In the past, endowment insurance policies were often taken out with the intention to use the amount paid out at maturity to repay the mortgage. This occurred mostly in combination with an interest-only mortgage. However, the government wants to move away from interest-only mortgages and that is why it has decided to also tackle the issue of endowment insurances. As of January 1, 2013, mortgage-linked endowment insurance (kapitaalverzekering eigen woning; “KEW”) can only be taken out in exceptional situations.

How do you remain outside the scope of box 3?
The KEW clause will determine whether you fall under box 1 or box 3. One of the conditions for falling, or continuing to remain, outside box 3 is that the endowment insurance must be ‘linked’ to the principal residence, i.e. the policy agreement must clearly state that the lump sum payment on maturity is to be used to repay the mortgage. A qualifying KEW is exempt in box 1.

Do you need to take action, and, if so, when?
Is it worthwhile to quickly convert an existing policy that falls under box 3 to a KEW that falls under box 1? You do not have to decide immediately, at least not before January 1, 2013; you have been given an extra couple of months respite, until April 1, 2013. Whether or not it is worthwhile depends on the date the endowment insurance was taken out and the tax regime under which it falls.

Different tax regimes
Firstly: if your policy contains a KEW clause, then you do not have to take any action. However, it is not advisable to increase the insured amount or extend the term of the policy, as this could mean that you will fall under a different regime.

Secondly: it is almost never advantageous to link a policy taken out before January 1, 1992 (Pre-broad reassessment regime; pre-Brede Herwaarderingsregime) to the principal residence.

The situation is less clear-cut for policies taken out between January 1, 1992, and January 1, 2001 (during the Broad reassessment regime; Brede-Herwaarderingsregime), and involves distinguishing between policies taken out before or after September 14, 1999.

Are you entitled to a box 3 exemption?
Policies taken out before September 14, 1999, are entitled to an exemption in box 3. This exemption is considerable: EUR 123,428. It is even possible for partners to apply a double exemption. This amount is not annually inflation-adjusted. If the value of your policy remains under the exempt amount, you will probably never have to pay return on investment tax; vermogensrendementsheffing. In that case, you would not gain anything by linking your policy to the principal residence in order to avoid return on investment tax in box 3. What should you do when the policy's value exceeds the exempt amount? Do you have multiple policies or have you received an exempt capital payment in the past? Then it would be worthwhile reviewing the options available. In that case, you may benefit from getting tax advice.

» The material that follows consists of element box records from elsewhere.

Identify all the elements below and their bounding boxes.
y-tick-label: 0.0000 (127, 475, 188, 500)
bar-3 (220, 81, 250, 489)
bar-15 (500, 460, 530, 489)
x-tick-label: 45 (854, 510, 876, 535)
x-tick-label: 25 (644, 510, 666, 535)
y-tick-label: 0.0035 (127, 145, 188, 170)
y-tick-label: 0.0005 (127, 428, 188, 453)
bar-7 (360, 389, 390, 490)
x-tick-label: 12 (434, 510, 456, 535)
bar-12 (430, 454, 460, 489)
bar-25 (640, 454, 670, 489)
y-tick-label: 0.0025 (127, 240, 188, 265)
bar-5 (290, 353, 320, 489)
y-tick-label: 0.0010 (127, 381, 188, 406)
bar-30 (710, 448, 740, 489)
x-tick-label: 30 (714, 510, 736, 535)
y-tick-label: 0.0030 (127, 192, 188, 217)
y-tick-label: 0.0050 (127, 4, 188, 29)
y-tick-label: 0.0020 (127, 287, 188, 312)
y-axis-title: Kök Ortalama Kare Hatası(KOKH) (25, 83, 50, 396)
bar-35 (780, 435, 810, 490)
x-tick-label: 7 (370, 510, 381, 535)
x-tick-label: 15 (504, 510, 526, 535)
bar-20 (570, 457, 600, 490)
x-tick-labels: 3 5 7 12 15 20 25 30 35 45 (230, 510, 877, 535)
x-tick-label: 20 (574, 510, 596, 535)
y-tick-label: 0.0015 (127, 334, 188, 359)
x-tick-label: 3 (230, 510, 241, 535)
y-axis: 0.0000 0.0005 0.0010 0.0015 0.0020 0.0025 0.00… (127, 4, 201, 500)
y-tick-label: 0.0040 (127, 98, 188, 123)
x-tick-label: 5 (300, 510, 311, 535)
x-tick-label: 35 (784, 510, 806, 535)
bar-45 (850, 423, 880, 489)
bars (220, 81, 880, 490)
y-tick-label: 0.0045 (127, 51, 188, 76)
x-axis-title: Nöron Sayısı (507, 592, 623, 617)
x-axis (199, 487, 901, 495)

If you are not entitled to a box 3 exemption
A policy that was taken out on or after September 14, 1999, is not entitled to the box 3 exemption of EUR 123,428. In that case, it could be worthwhile to link the policy to the principal residence if the amount of tax-free assets in box 3 is exceeded (in 2012: EUR 21,139; for partners: double the amount). You may have been advised to not include a KEW clause straight away, as this would allow you more room to maneuver, and that you can always transfer the policy to box 1 once you have to start paying return on investment tax in box 3. However, as including a KEW clause after April 1, 2013, will have no tax effect, it may be worth considering linking your policy to the principal residence before April 1 next year.

Broad Reassessment policy without a KEW clause
With regard to a Broad Reassessment policy (Brede-Herwaarderingspolis) without a KEW clause, it may be advisable to link this policy to the principal residence if the following situation arises. This policy may or may not be entitled to an exemption of EUR 123,428 in box 3 (depending on when it was taken out), but it is also entitled to an exemption of EUR 123,428 in box 1 (provided premiums are paid annually during a period of 20 years or longer, whereby the highest premium does not exceed 10 times the lowest premium). As with the exemption in box 3, the exemption in box 1 is not annually inflation-adjusted. 
The position taken by the Dutch tax authorities is that the frozen amount of EUR 123,428 must be applied in respect of the exemption in box 1, rather than the exemption that applies to the KEW. The KEW exemption in box 1 is adjusted annually for inflation and is therefore currently much higher: EUR 154,000. Partners can apply double the amount, provided they each are entitled to half of the paid out amount. Or, in insurance jargon, they must both be beneficiaries. If you can benefit from this difference in the amount of the exemptions, then you should most definitely consider linking your policy to the principal residence.

Has your policy been changed in the interim?
The abovementioned rules of thumb may not apply if your tax regime has changed. That can be the case if you have extended the term of the policy, increased the insured amount, or have breached the permissible ratio of highest to lowest premiums.

Thoroughly weigh the pros and cons
When weighing the pros and cons, do not forget that there is also a negative side to a KEW. Will you be able to repay the mortgage when the policy matures? Will you still own a principal residence at that time? And do you want to repay the mortgage, or would you rather use the payment for other things? If you don't repay the mortgage, then the KEW policy payment will not be exempt and will be taxed! Think before you act ... a wrong decision can have considerable tax and therefore financial consequences.